Les scientifiques n’ont jamais cessé de faire des recherches sur la contraception masculine. Fin mars 2019, des équipes de recherche du Los Angeles Biomedical Research Institute et de l'Université de Washington ont annoncé que le deuxième contraceptif oral masculin avait passé les essais cliniques de phase I et devrait être disponible sur le marché d'ici 10 ans. Ce contraceptif oral masculin s'appelle 11-β-MNTDC. Il agit en réduisant la production de sperme tout en préservant le désir sexuel grâce aux effets combinés des androgènes et de la progestérone. Parallèlement, l’effet contraceptif de ce médicament oral est réversible : une fois que les hommes arrêtent de prendre le médicament, ils pourront restaurer lentement leur fertilité. Au cours de la période de traitement de 28 jours, 30 volontaires masculins qui ont pris le médicament ont produit un nombre de spermatozoïdes significativement inférieur sans aucun effet secondaire grave.

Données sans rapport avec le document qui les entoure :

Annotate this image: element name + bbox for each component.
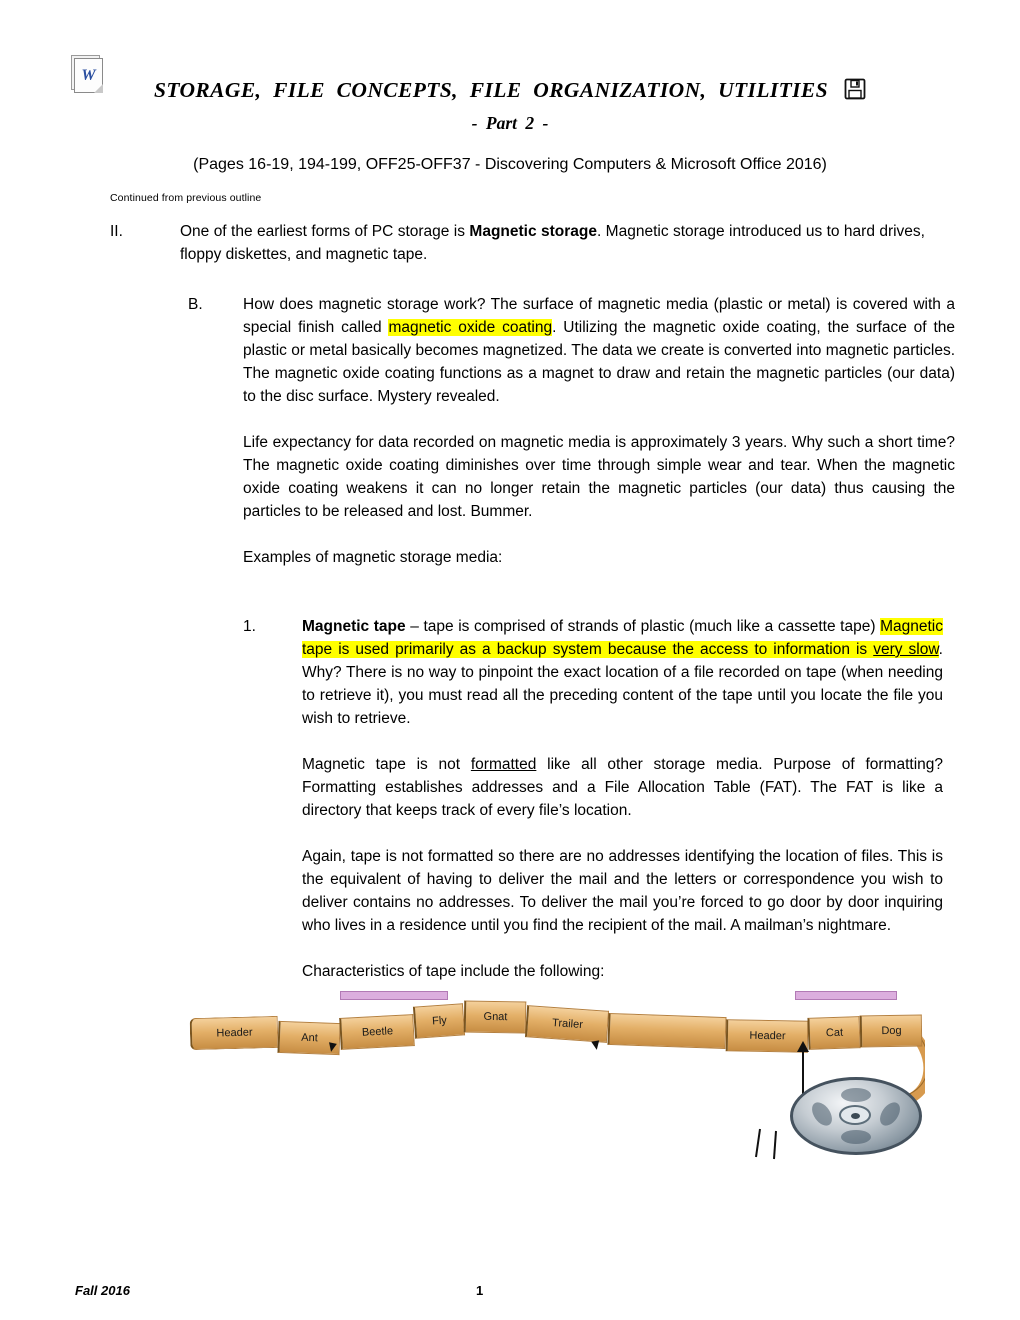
- bold-magnetic-tape: Magnetic tape: [302, 618, 406, 635]
- word-file-icon: [74, 58, 103, 93]
- bold-magnetic-storage: Magnetic storage: [469, 223, 597, 240]
- page-title: [55, 78, 965, 106]
- paragraph-magnetic-tape: [302, 615, 943, 730]
- tape-segment-label: Dog: [881, 1024, 902, 1038]
- tape-segment: [339, 1014, 415, 1050]
- tape-segment: [525, 1005, 609, 1043]
- reel-hub-hole: [851, 1113, 860, 1119]
- text-run: . Why? There is no way to pinpoint the exact location of a file recorded on tape (when needing to retrieve it), you must read all the preceding content of the tape until you locate the file you wish to retrieve.: [302, 641, 943, 727]
- floppy-disk-icon: [844, 78, 866, 106]
- outline-item-ii: [110, 220, 925, 266]
- paragraph-not-formatted: [302, 753, 943, 822]
- tape-segment-label: Beetle: [361, 1025, 394, 1039]
- highlight-magnetic-oxide-coating: magnetic oxide coating: [388, 319, 553, 336]
- paragraph-how-magnetic-works: [243, 293, 955, 408]
- tape-segment-label: Trailer: [551, 1016, 584, 1032]
- tape-segment: [413, 1003, 465, 1038]
- text-run: How does magnetic storage work? The surface of magnetic media (plastic or metal) is covered with a special finish called: [243, 296, 955, 336]
- reel-cutout: [841, 1130, 871, 1144]
- reel-cutout: [808, 1099, 836, 1129]
- source-reference: (Pages 16-19, 194-199, OFF25-OFF37 - Discovering Computers & Microsoft Office 2016): [193, 156, 827, 173]
- page-subtitle: - Part 2 -: [471, 113, 549, 133]
- tape-segment-label: Header: [216, 1026, 253, 1040]
- outline-label-b: B.: [188, 296, 203, 313]
- tape-segment: [726, 1019, 809, 1052]
- footer-term: Fall 2016: [75, 1283, 130, 1298]
- text-run: Magnetic tape is not: [302, 756, 471, 773]
- word-letter: W: [81, 66, 96, 84]
- continued-note: Continued from previous outline: [110, 192, 262, 204]
- paragraph-mail-analogy: Again, tape is not formatted so there are no addresses identifying the location of files. This is the equivalent of having to deliver the mail and the letters or correspondence you wish to deliver contains no addresses. To deliver the mail you’re forced to go door by door inquiring who lives in a residence until you find the recipient of the mail. A mailman’s nightmare.: [302, 848, 943, 934]
- paragraph-characteristics-intro: Characteristics of tape include the following:: [302, 963, 605, 980]
- outline-label-1: 1.: [243, 618, 256, 635]
- tape-segment: [190, 1016, 279, 1050]
- segment-marker-icon: [591, 1040, 600, 1050]
- outline-text-b: [243, 293, 955, 569]
- tape-ribbon: [190, 1005, 922, 1045]
- text-run: . Magnetic storage introduced us to hard drives, floppy diskettes, and magnetic tape.: [180, 223, 925, 263]
- tape-diagram-image: [190, 991, 925, 1161]
- tape-reel: [790, 1077, 922, 1155]
- paragraph-ii: [180, 220, 925, 266]
- tape-segment-label: Ant: [301, 1031, 318, 1045]
- tape-segment: [807, 1016, 860, 1050]
- underline-very-slow: very slow: [873, 641, 939, 658]
- text-run: – tape is comprised of strands of plastic (much like a cassette tape): [405, 618, 881, 635]
- text-run: Magnetic tape is used primarily as a backup system because the access to information is: [302, 618, 943, 658]
- footer-page-number: 1: [476, 1283, 484, 1298]
- outline-item-b: [188, 293, 955, 569]
- text-run: . Utilizing the magnetic oxide coating, the surface of the plastic or metal basically becomes magnetized. The data we create is converted into magnetic particles. The magnetic oxide coating functions as a magnet to draw and retain the magnetic particles (our data) to the disc surface. Mystery revealed.: [243, 319, 955, 405]
- reel-cutout: [841, 1088, 871, 1102]
- tape-segment: [464, 1000, 527, 1033]
- paragraph-life-expectancy: Life expectancy for data recorded on magnetic media is approximately 3 years. Why such a short time? The magnetic oxide coating diminishes over time through simple wear and tear. When the magnetic oxide coating weakens it can no longer retain the magnetic particles (our data) thus causing the particles to be released and lost. Bummer.: [243, 434, 955, 520]
- tape-segment-label: Cat: [825, 1026, 844, 1040]
- text-run: like all other storage media. Purpose of formatting? Formatting establishes addresses and a File Allocation Table (FAT). The FAT is like a directory that keeps track of every file’s location.: [302, 756, 944, 819]
- reel-cutout: [876, 1099, 904, 1129]
- outline-label-ii: II.: [110, 223, 123, 240]
- tape-segment: [860, 1014, 923, 1047]
- outline-text-1: [302, 615, 943, 983]
- underline-formatted: formatted: [470, 756, 537, 773]
- outline-item-1-magnetic-tape: [243, 615, 943, 983]
- paragraph-examples-intro: Examples of magnetic storage media:: [243, 549, 503, 566]
- outline-text-ii: [180, 220, 925, 266]
- text-run: One of the earliest forms of PC storage is: [180, 223, 470, 240]
- tape-segment-blank: [607, 1013, 726, 1049]
- tape-segment-label: Fly: [431, 1014, 448, 1028]
- page-title-text: STORAGE, FILE CONCEPTS, FILE ORGANIZATION, UTILITIES: [153, 78, 829, 102]
- tape-segment-label: Header: [749, 1029, 786, 1043]
- tape-segment-label: Gnat: [483, 1010, 508, 1024]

RISUG, le premier contraceptif masculin injectable qui a récemment passé les essais cliniques, est en fait un polymère appelé « anhydride maléique de styrène » (SMA). Le polymère est étudié depuis près de 40 ans, après avoir été créé à l’Institut indien de technologie dans les années 1970. Les chercheurs ont injecté le polymère dans les canaux déférents de sujets masculins, où il est entré en contact direct avec le sperme et a inhibé la production de spermatozoïdes.

Dans les pays occidentaux, il faut en moyenne 10 à 15 ans pour qu’un médicament passe de l’idée à l’essai clinique, puis à la commercialisation. Le développement de RISUG prend beaucoup plus de temps que cette période et n’est encore qu’à une étape de son achèvement. Cette année, les développeurs et les demandeurs potentiels de contraceptifs masculins semblent enfin avoir atteint la fin de l'étape : le contraceptif masculin arrive-t-il vraiment ?

Références :

1. Pan Suiming. Les empreintes sociales et historiques de la contraception scientifique[J]. Population et économie, 1987(03):23-25.

2. Jia Mengchun, Gu Yiqun. « Deuxième Déclaration de Paris » - 7 mai 2018 Contraception masculine : aller de l’avant[J]. Journal de médecine de la reproduction, 2018, 27(08) : 815-816.

3. Zhang Xiaowei, Yang Dan. Aperçu de la recherche et analyse de faisabilité des méthodes contraceptives masculines[J]. Journal chinois des nouveaux médicaments et de la pratique clinique, 2014, 33(02):97-104.